これらには、母乳オリゴ糖 (HMO) を分解し、乳児の健康な腸の発育をサポートできるビフィドバクテリウム ロンガムやビフィドバクテリウム ビフィダムなどの有益な共生細菌が含まれます。これらには、大腸菌や肺炎桿菌などの「日和見病原菌」も含まれます。後者は健康な人の腸内共生細菌として存在しますが、特定の状況や免疫状態下では感染を引き起こす可能性があります。研究チームは、研究に参加した母親と乳児は臨床的に健康な人々であることを強調した。母乳中にこれらの菌株が存在することは、必ずしもそれらが病原性であることを意味するわけではなく、むしろ授乳中に伝染する可能性のある微生物の多様性を反映しています。

この研究では、牛乳サンプルから、Streptococcus salivarius や Veillonella 属のいくつかの種を含む、口腔環境に一般的に関連する細菌株も検出されました。この発見は、いわゆる「逆流」仮説を裏付けるものです。つまり、赤ちゃんが吸う過程で、少量の口腔細菌が乳頭と乳管を通って乳腺に逆流し、乳マイクロバイオームの一部になる可能性があります。これは、母乳フローラが母親の複数の場所のフローラに「外側」で寄与しているだけでなく、赤ちゃん自身の口腔環境との動的な双方向の相互作用を形成している可能性があることを示唆しています。

フェレッティ氏は、この研究は微生物の感染経路の理解を進めるだけでなく、基礎的な科学研究データの大きなギャップを埋めるものであると述べた。この研究により、公的に入手可能な母乳メタゲノムサンプルの数がほぼ 2 倍になり、母親の健康状態やライフスタイルに関する詳細な情報が添付され、早期の健康状態と乳汁因子の関係に関する将来の研究に貴重なリソースが提供されました。研究チームは、より多くの学者がこのデータセットを使用してマルチオミクス連鎖解析を実行することで、関連分野の研究の進歩が大幅に加速されることを期待しています。
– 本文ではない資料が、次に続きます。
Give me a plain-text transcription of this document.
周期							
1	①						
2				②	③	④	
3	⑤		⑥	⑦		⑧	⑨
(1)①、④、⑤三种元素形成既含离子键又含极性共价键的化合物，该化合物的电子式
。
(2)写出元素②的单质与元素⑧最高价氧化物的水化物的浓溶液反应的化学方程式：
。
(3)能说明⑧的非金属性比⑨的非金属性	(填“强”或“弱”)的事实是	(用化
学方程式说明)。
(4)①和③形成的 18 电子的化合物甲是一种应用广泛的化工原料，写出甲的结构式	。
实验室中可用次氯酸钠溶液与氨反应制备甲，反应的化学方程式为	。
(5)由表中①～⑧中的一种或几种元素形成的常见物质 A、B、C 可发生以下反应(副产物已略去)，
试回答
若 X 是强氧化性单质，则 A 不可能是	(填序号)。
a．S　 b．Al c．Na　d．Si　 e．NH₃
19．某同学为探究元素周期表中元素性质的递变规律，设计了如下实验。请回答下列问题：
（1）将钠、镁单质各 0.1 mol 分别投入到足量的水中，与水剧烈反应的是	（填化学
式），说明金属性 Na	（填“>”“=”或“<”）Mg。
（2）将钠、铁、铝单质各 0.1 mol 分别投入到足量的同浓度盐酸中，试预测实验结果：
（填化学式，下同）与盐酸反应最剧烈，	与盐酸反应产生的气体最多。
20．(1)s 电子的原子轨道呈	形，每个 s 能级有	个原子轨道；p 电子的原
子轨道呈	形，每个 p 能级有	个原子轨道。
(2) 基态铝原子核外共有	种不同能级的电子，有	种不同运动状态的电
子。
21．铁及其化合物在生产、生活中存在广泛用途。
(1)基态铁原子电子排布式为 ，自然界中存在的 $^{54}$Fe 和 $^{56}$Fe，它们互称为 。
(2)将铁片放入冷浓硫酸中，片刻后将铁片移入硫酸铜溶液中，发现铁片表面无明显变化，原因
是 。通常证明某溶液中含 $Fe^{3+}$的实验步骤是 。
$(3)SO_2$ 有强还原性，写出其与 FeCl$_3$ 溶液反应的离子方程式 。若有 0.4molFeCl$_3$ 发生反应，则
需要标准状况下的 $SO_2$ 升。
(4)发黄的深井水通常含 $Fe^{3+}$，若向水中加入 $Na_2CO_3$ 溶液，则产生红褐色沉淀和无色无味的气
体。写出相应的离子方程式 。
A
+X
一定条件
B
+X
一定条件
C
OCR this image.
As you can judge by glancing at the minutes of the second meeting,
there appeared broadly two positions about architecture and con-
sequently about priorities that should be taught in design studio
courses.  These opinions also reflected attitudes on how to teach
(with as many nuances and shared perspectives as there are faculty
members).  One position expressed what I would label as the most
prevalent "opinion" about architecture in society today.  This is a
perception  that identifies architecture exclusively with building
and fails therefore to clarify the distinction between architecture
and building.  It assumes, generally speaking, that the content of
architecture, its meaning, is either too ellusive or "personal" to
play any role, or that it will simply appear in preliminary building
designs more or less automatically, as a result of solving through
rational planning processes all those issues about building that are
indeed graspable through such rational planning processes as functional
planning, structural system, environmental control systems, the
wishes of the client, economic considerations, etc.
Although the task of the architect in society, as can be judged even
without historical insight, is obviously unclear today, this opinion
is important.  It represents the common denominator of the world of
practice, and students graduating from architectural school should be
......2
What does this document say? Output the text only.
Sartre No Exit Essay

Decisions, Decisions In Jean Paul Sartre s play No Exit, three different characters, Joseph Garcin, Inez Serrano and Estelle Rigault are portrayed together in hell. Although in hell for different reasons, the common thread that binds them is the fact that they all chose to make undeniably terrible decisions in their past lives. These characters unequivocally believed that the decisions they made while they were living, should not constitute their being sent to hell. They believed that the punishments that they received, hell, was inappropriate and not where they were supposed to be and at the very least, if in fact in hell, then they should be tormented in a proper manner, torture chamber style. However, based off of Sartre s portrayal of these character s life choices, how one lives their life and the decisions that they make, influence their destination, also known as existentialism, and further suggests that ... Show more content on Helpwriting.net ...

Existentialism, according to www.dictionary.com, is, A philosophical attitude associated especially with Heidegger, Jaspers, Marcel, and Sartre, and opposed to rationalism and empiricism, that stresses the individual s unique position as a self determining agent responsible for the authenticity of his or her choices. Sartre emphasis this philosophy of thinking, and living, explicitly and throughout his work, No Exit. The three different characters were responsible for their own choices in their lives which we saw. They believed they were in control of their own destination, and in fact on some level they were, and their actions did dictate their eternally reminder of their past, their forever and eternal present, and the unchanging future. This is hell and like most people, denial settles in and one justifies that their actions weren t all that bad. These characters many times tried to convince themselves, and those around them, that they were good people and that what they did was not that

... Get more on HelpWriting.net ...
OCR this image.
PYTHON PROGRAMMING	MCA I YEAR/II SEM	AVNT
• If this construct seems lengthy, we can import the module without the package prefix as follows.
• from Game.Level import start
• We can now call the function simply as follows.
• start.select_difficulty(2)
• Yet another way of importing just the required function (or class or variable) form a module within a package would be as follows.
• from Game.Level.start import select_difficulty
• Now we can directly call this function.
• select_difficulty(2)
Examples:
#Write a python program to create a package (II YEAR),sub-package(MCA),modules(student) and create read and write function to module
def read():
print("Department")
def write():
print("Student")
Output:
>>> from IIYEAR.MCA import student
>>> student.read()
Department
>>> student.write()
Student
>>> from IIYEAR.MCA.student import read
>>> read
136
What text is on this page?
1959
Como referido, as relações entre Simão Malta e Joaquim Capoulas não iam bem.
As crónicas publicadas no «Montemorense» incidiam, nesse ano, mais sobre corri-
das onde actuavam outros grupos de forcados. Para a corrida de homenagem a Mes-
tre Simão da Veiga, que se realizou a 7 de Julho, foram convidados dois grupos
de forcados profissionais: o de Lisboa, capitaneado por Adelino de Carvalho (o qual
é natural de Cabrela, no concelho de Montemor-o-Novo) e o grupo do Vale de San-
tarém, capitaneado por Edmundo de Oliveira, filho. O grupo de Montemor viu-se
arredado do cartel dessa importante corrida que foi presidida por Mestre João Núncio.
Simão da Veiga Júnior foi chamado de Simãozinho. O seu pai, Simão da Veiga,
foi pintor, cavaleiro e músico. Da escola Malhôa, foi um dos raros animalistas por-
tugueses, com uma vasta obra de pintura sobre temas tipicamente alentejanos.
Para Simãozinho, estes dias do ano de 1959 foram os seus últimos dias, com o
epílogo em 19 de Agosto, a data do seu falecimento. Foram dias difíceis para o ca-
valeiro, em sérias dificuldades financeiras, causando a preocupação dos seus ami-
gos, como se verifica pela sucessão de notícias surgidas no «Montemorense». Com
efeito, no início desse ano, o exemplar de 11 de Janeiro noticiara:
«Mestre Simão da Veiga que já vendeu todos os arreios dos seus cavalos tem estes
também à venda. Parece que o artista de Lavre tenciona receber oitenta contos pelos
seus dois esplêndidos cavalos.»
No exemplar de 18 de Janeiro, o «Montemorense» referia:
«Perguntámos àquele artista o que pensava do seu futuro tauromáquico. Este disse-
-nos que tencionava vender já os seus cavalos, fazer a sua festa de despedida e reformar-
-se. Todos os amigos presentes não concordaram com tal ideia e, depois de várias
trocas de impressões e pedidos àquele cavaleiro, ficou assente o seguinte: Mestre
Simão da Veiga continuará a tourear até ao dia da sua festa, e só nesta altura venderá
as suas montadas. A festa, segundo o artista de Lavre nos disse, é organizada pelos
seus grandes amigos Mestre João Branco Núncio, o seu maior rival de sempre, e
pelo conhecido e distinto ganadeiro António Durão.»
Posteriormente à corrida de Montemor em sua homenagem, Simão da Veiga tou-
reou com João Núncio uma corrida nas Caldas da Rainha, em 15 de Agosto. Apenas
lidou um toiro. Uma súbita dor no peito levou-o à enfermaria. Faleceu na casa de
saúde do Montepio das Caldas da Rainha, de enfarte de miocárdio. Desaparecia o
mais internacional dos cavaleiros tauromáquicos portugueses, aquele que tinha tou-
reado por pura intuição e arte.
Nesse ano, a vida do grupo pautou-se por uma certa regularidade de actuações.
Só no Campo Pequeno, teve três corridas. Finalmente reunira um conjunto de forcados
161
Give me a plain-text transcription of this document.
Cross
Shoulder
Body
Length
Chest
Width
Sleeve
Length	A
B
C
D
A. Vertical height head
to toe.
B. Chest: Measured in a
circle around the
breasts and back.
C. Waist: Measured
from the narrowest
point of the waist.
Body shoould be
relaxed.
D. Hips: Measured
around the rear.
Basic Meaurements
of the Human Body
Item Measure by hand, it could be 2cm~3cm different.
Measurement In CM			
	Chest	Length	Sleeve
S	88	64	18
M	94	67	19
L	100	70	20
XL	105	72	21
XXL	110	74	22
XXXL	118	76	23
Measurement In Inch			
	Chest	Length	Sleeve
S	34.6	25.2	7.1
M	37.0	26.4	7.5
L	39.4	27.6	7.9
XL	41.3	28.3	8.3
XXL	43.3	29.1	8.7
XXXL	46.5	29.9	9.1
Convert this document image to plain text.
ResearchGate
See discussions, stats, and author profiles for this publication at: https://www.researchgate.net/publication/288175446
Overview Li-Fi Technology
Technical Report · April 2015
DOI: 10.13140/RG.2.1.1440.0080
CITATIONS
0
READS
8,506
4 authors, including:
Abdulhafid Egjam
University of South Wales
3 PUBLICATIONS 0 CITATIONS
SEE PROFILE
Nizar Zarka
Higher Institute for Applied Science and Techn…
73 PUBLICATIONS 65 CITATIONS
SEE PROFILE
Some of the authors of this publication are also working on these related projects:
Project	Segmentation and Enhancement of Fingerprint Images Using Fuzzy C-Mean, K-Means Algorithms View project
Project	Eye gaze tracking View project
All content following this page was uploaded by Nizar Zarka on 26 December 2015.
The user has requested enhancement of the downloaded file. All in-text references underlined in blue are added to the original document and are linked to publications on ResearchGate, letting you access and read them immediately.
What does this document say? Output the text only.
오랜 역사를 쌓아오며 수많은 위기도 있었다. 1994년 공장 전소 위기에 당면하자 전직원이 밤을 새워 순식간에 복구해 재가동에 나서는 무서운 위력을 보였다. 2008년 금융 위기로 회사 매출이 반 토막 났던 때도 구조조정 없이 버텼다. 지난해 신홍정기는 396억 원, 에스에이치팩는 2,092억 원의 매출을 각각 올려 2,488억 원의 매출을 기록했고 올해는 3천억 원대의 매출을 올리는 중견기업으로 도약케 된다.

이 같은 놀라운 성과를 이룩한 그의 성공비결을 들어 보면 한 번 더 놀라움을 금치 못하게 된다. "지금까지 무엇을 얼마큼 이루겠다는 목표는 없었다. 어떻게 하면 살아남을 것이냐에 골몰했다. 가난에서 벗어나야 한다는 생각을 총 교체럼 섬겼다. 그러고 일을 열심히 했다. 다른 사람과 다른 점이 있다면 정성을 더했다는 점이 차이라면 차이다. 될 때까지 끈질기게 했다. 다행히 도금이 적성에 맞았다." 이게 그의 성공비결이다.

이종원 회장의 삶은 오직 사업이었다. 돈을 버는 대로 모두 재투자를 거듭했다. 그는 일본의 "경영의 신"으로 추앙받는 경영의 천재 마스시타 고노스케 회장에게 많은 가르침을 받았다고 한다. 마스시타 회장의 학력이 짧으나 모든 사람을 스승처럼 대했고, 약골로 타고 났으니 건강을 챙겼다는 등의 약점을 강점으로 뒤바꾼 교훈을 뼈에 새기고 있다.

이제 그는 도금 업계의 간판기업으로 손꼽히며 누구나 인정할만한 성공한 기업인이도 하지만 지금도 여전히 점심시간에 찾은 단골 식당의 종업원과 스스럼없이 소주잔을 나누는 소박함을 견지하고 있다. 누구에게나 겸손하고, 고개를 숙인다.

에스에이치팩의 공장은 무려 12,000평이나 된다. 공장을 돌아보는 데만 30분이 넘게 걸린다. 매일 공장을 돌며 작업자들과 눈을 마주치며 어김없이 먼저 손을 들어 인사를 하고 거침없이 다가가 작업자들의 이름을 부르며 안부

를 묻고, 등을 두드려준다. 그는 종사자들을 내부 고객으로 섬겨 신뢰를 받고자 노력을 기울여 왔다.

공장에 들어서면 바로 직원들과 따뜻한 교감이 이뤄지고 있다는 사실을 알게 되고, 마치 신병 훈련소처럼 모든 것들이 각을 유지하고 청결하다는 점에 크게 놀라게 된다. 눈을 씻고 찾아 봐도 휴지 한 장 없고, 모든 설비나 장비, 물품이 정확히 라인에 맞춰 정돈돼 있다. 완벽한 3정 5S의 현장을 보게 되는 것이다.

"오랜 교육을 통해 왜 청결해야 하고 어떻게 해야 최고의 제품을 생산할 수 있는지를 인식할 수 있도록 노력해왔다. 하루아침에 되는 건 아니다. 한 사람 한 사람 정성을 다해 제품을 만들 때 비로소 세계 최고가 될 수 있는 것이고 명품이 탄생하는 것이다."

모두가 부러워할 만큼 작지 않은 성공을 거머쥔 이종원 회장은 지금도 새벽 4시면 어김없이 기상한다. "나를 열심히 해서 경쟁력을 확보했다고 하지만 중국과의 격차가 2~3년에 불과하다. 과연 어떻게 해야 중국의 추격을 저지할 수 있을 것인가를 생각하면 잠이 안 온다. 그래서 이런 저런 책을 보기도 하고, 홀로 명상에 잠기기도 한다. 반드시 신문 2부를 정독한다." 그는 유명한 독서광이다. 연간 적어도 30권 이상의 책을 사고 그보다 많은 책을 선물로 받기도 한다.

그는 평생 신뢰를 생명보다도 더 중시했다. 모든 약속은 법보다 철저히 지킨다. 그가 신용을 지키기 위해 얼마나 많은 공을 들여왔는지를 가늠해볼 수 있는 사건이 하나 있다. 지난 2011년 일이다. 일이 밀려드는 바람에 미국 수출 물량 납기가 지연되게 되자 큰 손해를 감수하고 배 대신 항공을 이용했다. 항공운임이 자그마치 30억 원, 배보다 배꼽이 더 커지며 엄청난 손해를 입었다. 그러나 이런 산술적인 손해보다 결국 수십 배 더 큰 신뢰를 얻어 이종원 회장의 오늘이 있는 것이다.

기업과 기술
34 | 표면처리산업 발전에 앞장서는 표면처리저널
次に、研究者らは、母乳オリゴ糖の組成と機能の詳細な研究など、代謝産物と環境曝露のレベルまで分析を拡大し、ペルフルオロアルキル物質やポリフルオロアルキル物質(PFAS)、抗菌剤耐性などの環境要因が母乳を介してどのように伝達され、乳児のマイクロバイオームや健康リスクに影響を与えるかを調べる予定である。研究チームの最終目標は、より長期にわたる健康の軌跡をマッピングし、母乳の組成と幼少期の曝露が成人期の健康結果を予測するかどうかを調査することである。関連する論文のタイトルは「母乳細菌株に関連する乳児腸内マイクロバイオームと耐性ゲノムアセンブリ」で、2025年11月22日に学術誌「Nature Communications」に掲載された。